Aqui se percebe bem a manutenção da linha narrativa adotada anteriormente em Entendeu ou Precisa Desenhar?, que arrasta o espectador pelas mãos sem dó e quase a contragosto por um despejo dos temas mais cruéis, pela complexidade e sustentação estrutural, sem sequer passar perto de uma saída para aquilo. O elo que antes servia de respiro, a amizade das três protagonistas, está, a princípio, suspenso, mas os poços em que cada uma se mete à própria sorte parecem não encontrar fundo. Chegam a incomodar as sequências em que andam indiferentes, sem esboçar lembranças do que um dia foram.

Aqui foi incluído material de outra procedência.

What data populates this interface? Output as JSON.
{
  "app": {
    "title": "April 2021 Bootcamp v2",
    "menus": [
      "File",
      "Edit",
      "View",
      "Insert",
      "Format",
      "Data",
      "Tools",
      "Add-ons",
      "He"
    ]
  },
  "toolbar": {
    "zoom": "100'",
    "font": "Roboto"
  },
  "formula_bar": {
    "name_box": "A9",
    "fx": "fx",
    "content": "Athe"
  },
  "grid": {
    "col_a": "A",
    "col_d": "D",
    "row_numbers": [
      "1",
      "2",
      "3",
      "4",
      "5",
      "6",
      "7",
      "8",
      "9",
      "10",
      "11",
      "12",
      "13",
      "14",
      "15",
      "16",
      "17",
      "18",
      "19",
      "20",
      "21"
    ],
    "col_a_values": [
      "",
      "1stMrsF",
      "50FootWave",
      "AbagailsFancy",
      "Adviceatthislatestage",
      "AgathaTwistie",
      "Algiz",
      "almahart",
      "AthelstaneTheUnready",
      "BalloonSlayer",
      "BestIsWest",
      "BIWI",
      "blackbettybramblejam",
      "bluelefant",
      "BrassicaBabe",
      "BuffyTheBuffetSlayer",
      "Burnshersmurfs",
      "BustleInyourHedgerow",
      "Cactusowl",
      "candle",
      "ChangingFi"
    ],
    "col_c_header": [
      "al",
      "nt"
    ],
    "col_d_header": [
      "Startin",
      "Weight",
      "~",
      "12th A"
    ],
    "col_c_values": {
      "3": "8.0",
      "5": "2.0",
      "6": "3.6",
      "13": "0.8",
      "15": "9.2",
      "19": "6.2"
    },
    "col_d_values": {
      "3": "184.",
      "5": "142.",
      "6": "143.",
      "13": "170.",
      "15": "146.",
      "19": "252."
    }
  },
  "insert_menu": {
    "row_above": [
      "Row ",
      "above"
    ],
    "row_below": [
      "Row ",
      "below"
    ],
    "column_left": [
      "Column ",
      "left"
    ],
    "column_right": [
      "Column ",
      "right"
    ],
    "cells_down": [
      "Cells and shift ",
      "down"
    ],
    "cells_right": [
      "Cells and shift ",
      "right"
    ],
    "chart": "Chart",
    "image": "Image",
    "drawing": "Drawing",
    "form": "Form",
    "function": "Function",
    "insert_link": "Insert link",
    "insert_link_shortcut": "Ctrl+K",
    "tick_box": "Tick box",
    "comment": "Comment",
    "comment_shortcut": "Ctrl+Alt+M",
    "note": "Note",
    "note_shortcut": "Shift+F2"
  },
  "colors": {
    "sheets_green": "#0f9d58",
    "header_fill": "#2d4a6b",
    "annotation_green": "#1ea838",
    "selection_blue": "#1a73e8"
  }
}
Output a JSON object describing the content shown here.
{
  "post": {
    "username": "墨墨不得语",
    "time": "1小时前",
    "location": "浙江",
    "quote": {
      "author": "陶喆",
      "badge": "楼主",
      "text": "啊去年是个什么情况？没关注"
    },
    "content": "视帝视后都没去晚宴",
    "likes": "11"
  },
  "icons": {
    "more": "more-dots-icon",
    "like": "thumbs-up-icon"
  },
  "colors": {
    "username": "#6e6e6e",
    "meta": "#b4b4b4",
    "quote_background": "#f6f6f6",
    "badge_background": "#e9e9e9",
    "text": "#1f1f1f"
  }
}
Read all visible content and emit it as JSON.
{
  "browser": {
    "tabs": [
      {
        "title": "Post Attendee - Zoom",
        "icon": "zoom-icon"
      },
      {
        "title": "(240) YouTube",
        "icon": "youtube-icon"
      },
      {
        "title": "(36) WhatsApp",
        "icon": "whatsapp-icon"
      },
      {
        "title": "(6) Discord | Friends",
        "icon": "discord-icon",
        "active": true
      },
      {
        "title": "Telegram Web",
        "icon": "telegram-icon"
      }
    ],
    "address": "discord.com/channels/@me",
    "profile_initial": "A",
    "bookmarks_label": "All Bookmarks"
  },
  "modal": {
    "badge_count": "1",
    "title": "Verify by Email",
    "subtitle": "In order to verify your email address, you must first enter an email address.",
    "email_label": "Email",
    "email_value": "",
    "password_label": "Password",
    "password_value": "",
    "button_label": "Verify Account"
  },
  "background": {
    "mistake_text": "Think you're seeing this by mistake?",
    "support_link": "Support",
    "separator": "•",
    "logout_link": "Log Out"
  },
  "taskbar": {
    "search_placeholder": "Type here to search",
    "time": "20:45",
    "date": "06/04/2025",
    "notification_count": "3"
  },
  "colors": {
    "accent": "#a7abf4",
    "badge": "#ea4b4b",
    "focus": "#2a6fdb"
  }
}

A importância da relação que mantinham fica ainda mais escancarada com o uso dos flashbacks que ilustram a entrada das jovens mulheres na adolescência. A carência de suporte já existia desde então - com a sugestão de nunca ter sido diferente -, colaborando para a quase total ausência de referências sobre como tomar as rédeas da própria existência e para a naturalização das mazelas da periferia de Québec. O mundo de Fabi, Ada e Caro existe somente ali. Este fato, inclusive, é fio de uma das sequências mais cômicas da temporada, quando Ada, já de volta às ruas, discute com o namorado quando ele questiona sua inteligência e sugere que seja ignorante em relação ao que existe além dos quarteirões acinzentados do bairro em que sempre viveu.

Um dos trunfos da série é justamente passear com facilidade entre a comicidade que alcança o constrangimento e a desgraça crua. É preciso olhar atento para captar a sequência sugerida por uma cena. Não por ter um roteiro complexo, mas pela direção e cortes rápidos e ágeis em episódios com média de vinte minutos. Tudo acontece quando é preciso, mas, nessa segunda temporada, com mais densidade de contextualização - daí a escolha por batizar os três primeiros episódios com os nomes de suas protagonistas.

Por já se conhecer a espinha dorsal da personalidade de cada uma delas, é fácil torcer pelo que, para o espectador, é o caminho mais óbvio para que deem certo na tentativa de viverem com menos sobressaltos, mas racionalidade, assim como na vida real, nem sempre é o que as acompanha mais de perto. Disso é que se alimenta o curso final que, caso repita a fórmula anterior, abriu novo e bom gargalo para mais uma temporada.